SANDYA EKNELYGODA, COMBATTANTE POUR LES DROITS DES DISPARUS, RENCONTRE LES JOURNALISTES DE LA MDJ

Sandya Eknelygoda, militante pour les droits de l’humain Sri-Lankaise, s’est rendue ce mardi 5 décembre à la Maison des journalistes pour dialoguer avec les journalistes de la MDJ et évoquer ses combats pour obtenir vérité et justice pour son époux et les milliers de victimes de disparition forcée au Sri Lanka.

Un récit poignant et riche en émotions. Ce mardi 5 décembre, la Maison des journalistes a reçu Sandya Eknelygoda, militante sri-lankaise pour les droits de l’homme, en compagnie d’un interprète pour traduire les échanges, de Diane Fogelman, chargée de programmes et de plaidoyer pour l’Asie et de Louis Linal, chargé de communication et de plaidoyer.
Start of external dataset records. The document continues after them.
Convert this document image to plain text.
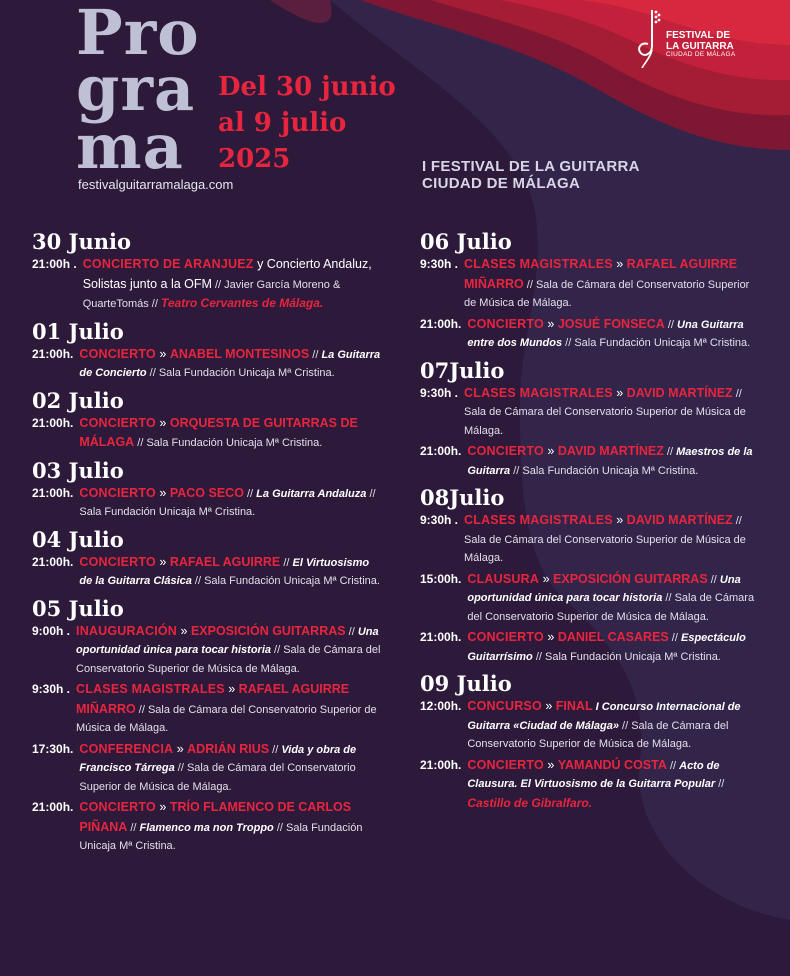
Pro
gra
ma
Del 30 junio
al 9 julio
2025
festivalguitarramalaga.com
I FESTIVAL DE LA GUITARRA
CIUDAD DE MÁLAGA
FESTIVAL DE
LA GUITARRA
CIUDAD DE MÁLAGA
30 Junio
21:00h . CONCIERTO DE ARANJUEZ y Concierto Andaluz, Solistas junto a la OFM // Javier García Moreno & QuarteTomás // Teatro Cervantes de Málaga.
01 Julio
21:00h. CONCIERTO » ANABEL MONTESINOS // La Guitarra de Concierto // Sala Fundación Unicaja Mª Cristina.
02 Julio
21:00h. CONCIERTO » ORQUESTA DE GUITARRAS DE MÁLAGA // Sala Fundación Unicaja Mª Cristina.
03 Julio
21:00h. CONCIERTO » PACO SECO // La Guitarra Andaluza // Sala Fundación Unicaja Mª Cristina.
04 Julio
21:00h. CONCIERTO » RAFAEL AGUIRRE // El Virtuosismo de la Guitarra Clásica // Sala Fundación Unicaja Mª Cristina.
05 Julio
9:00h . INAUGURACIÓN » EXPOSICIÓN GUITARRAS // Una oportunidad única para tocar historia // Sala de Cámara del Conservatorio Superior de Música de Málaga.
9:30h . CLASES MAGISTRALES » RAFAEL AGUIRRE MIÑARRO // Sala de Cámara del Conservatorio Superior de Música de Málaga.
17:30h. CONFERENCIA » ADRIÁN RIUS // Vida y obra de Francisco Tárrega // Sala de Cámara del Conservatorio Superior de Música de Málaga.
21:00h. CONCIERTO » TRÍO FLAMENCO DE CARLOS PIÑANA // Flamenco ma non Troppo // Sala Fundación Unicaja Mª Cristina.
06 Julio
9:30h . CLASES MAGISTRALES » RAFAEL AGUIRRE MIÑARRO // Sala de Cámara del Conservatorio Superior de Música de Málaga.
21:00h. CONCIERTO » JOSUÉ FONSECA // Una Guitarra entre dos Mundos // Sala Fundación Unicaja Mª Cristina.
07Julio
9:30h . CLASES MAGISTRALES » DAVID MARTÍNEZ // Sala de Cámara del Conservatorio Superior de Música de Málaga.
21:00h. CONCIERTO » DAVID MARTÍNEZ // Maestros de la Guitarra // Sala Fundación Unicaja Mª Cristina.
08Julio
9:30h . CLASES MAGISTRALES » DAVID MARTÍNEZ // Sala de Cámara del Conservatorio Superior de Música de Málaga.
15:00h. CLAUSURA » EXPOSICIÓN GUITARRAS // Una oportunidad única para tocar historia // Sala de Cámara del Conservatorio Superior de Música de Málaga.
21:00h. CONCIERTO » DANIEL CASARES // Espectáculo Guitarrísimo // Sala Fundación Unicaja Mª Cristina.
09 Julio
12:00h. CONCURSO » FINAL I Concurso Internacional de Guitarra «Ciudad de Málaga» // Sala de Cámara del Conservatorio Superior de Música de Málaga.
21:00h. CONCIERTO » YAMANDÚ COSTA // Acto de Clausura. El Virtuosismo de la Guitarra Popular // Castillo de Gibralfaro.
Ces deux derniers travaillent pour l’association ACAT (Action des chrétiens pour l’abolition de la torture), une ONG chrétienne de défense des droits de l’Humain.

Un combat qui dure depuis 13 ans

Devant un public composé de résidents de la Maison des journalistes, Sandya Eknelygoda s’est livré en racontant son combat, qui dure depuis maintenant 13 années. Un combat qui a commencé le 27 août 2009, jour où Prageeth Ekneligoda, son mari, caricaturiste, journaliste et également défenseur des droits de l’homme sri-lankais a disparu. « Des inconnus armés l’ont enlevé, torturé dans un endroit secret puis l’ont relâché 24 heures après », confie Sandya Eknelygoda. Mais son soulagement va être de courte durée, une année précisément. Le 24 janvier 2010, Prageeth Ekneligoda disparaît à nouveau, cette fois, sans revenir. « J’ai essayé de le joindre à plusieurs reprises sur son portable, aucune réponse, aucun signe de vie. Ce n’est pas dans ses habitudes de laisser son téléphone éteint », se rappelle Sandya Eknelygoda. Dans son travail, son mari avait pour habitude de dénoncer et de critiquer la corruption et la brutalité du gouvernement sri-lankais en place, dirigé à l’époque par Mahinda Rajapaksa.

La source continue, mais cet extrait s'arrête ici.